What is interest, and what are interest rates?

Nearly all of us will have encountered terms with “interest” in their names on numerous occasions, be it at a bank, a car dealership or an electronics store. But what are interest rates exactly, and what do the various terms containing the word “interest” mean? We're going to take a detailed look at the most important types of interest.

Interest is the price charged for borrowing money. The level of interest depends on the agreed interest rate. This interest rate is usually represented by a percentage figure, with “percent” meaning “per one hundred” and it determines the level of interest calculated on the amount deposited or borrowed.

Let’s now turn to the matter of specific interest rate terms, starting with the deposit rate: People save money in their bank accounts and banks can pay interest to account holders on the deposited money.

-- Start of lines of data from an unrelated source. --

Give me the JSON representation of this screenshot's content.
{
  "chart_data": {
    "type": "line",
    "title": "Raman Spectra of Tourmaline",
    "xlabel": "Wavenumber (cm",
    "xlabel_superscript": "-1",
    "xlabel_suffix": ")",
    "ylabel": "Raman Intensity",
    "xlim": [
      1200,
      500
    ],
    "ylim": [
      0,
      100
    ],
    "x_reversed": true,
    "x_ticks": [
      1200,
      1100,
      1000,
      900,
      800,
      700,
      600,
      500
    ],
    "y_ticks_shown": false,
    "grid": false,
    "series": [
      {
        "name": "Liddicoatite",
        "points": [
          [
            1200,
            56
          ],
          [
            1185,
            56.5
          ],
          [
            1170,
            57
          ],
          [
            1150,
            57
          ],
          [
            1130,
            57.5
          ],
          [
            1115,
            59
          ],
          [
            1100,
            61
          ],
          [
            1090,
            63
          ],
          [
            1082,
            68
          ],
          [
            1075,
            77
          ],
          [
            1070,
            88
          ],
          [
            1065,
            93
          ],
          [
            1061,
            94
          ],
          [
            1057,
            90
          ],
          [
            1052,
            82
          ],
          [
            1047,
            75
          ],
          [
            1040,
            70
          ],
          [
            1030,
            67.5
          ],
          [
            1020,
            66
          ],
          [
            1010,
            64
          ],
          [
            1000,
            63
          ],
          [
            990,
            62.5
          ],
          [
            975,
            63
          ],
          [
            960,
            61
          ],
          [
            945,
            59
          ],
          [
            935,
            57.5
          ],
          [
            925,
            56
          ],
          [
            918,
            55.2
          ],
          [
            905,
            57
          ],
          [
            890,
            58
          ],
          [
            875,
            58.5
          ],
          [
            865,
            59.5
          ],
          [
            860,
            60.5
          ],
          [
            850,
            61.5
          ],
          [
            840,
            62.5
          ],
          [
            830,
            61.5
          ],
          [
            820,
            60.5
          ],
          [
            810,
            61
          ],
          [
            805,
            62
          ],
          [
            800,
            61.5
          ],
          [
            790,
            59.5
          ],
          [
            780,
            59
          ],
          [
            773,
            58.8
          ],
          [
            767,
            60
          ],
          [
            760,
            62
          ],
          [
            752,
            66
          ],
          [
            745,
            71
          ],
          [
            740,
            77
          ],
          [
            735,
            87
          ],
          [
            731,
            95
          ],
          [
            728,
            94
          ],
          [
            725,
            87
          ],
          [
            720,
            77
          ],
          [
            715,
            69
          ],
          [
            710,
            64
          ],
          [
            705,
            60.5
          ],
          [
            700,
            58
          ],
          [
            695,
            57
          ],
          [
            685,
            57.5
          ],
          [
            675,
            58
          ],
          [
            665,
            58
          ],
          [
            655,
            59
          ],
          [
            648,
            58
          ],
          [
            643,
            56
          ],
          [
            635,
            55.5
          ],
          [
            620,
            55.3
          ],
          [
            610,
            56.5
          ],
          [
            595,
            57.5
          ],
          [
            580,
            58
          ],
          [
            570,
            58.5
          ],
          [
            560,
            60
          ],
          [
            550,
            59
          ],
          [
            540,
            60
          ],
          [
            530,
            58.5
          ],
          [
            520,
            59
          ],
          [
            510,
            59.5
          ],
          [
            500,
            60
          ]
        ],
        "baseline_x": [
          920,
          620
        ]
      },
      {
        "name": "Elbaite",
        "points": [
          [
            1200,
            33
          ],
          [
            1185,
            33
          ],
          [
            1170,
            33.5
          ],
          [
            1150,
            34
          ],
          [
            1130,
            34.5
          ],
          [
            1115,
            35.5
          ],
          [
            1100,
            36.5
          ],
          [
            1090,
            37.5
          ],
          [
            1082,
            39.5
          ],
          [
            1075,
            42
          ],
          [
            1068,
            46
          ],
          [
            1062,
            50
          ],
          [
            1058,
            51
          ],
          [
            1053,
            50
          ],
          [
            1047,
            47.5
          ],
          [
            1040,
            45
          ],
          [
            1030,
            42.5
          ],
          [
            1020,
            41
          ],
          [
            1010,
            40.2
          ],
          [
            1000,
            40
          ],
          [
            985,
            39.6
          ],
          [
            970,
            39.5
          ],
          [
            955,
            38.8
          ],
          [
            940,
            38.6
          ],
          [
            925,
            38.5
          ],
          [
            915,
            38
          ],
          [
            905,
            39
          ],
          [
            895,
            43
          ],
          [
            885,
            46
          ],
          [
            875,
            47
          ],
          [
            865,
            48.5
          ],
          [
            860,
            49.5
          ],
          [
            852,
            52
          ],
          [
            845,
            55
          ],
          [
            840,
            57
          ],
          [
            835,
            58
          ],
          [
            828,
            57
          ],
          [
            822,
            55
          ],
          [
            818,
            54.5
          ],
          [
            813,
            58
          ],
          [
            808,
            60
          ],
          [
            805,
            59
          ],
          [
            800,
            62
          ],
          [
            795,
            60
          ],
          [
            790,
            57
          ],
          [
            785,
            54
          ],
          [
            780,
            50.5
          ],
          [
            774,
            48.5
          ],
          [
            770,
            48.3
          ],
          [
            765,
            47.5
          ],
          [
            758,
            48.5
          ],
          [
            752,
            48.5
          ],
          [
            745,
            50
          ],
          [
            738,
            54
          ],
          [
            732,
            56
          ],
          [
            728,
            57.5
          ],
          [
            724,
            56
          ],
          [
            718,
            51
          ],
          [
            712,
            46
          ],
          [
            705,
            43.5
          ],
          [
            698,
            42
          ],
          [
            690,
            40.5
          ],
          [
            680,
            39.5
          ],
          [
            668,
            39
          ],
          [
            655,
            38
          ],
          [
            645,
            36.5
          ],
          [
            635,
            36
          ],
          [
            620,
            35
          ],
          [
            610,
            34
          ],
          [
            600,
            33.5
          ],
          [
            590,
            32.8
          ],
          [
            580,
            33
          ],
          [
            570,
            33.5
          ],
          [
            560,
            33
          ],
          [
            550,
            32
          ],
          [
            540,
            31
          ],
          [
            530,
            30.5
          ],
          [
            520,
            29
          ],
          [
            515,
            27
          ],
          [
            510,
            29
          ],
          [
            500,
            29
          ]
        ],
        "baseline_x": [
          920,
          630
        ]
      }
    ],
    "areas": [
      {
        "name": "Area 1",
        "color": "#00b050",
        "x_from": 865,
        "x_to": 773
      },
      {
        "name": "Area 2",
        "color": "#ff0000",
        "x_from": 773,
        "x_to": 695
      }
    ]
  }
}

The rate of interest applied depends on the general interest rate level as well as on the size of the deposit. In addition, it is generally the case that: the longer savers forgo access to their money, the higher the interest rate will be.

Now let's suppose you wish to buy something that costs more than you actually have at your disposal. In such cases you can borrow money, for example through a bank loan.

To this end, the borrower, has to pay the bank interest on the loan. The level of the lending rate, as this interest rate is known, will depend, among other things, on the creditworthiness of the borrower. The higher the risk for the bank in terms of the borrower potentially defaulting on the loan, the higher the interest rate will be. The level of the interest rate levied also depends on the term of the loan. The longer the bank provides the money, the higher the interest rate.

Some costs attached to a loan are, however, not immediately recognisable. For instance, it may be the case that the actual amount paid out to the borrower is less than the specified loan amount. Moreover, the borrower may be charged an additional fee on top of the loan amount. The effective annual interest rate, as it is known, encompasses all the costs attached to a given loan. Banks, as well as car dealerships or electronics stores are all obliged to state the effective annual interest rate charged on a purchase so that the consumer can compare rates among different providers.

But there’s another type of interest rate besides the ones already mentioned here, and this interest rate has a huge impact on all the other rates: The key interest rate - also known as the key rate, or policy rate. When banks are in need of funds, they have to borrow from the central bank as the bank of last resort and they have to pay interest on this borrowed money. The level of interest charged as a percentage of the amount borrowed is referred to as the key interest rate. In the euro area, it is set by the Governing Council of the European Central Bank. Its level is always set with a view to remaining the purchasing power of the euro stable.

The key rate has an impact on all other interest rates in an economy and therefore also has an effect on all economic activities. When the central bank raises the key rate, commercial banks respond by raising the interest rates for their customers. This pushes up the cost of loans for customers and makes saving more rewarding. As a result, the level of demand in the economy tends to go down, thus dampening inflation. Conversely, falling interest rates lead to an increased appetite for credit and reduce the incentive to save. The level of demand in the economy thus increases, which tends to make prices go up faster.

The development of prices is measured by the inflation rate. This is important in connection with two other interest rate concepts, the nominal and the real interest rate. The stated interest rates are referred to as nominal interest rates. If the inflation rate is deducted from these, they are referred to as real interest rates.

It follows that not all interest is the same. Savers welcome high interest rates, while borrowers are glad about low lending rates.

And everyone, be it banks, enterprises, consumers or the government, observes the policy rate as an important signal for the economy.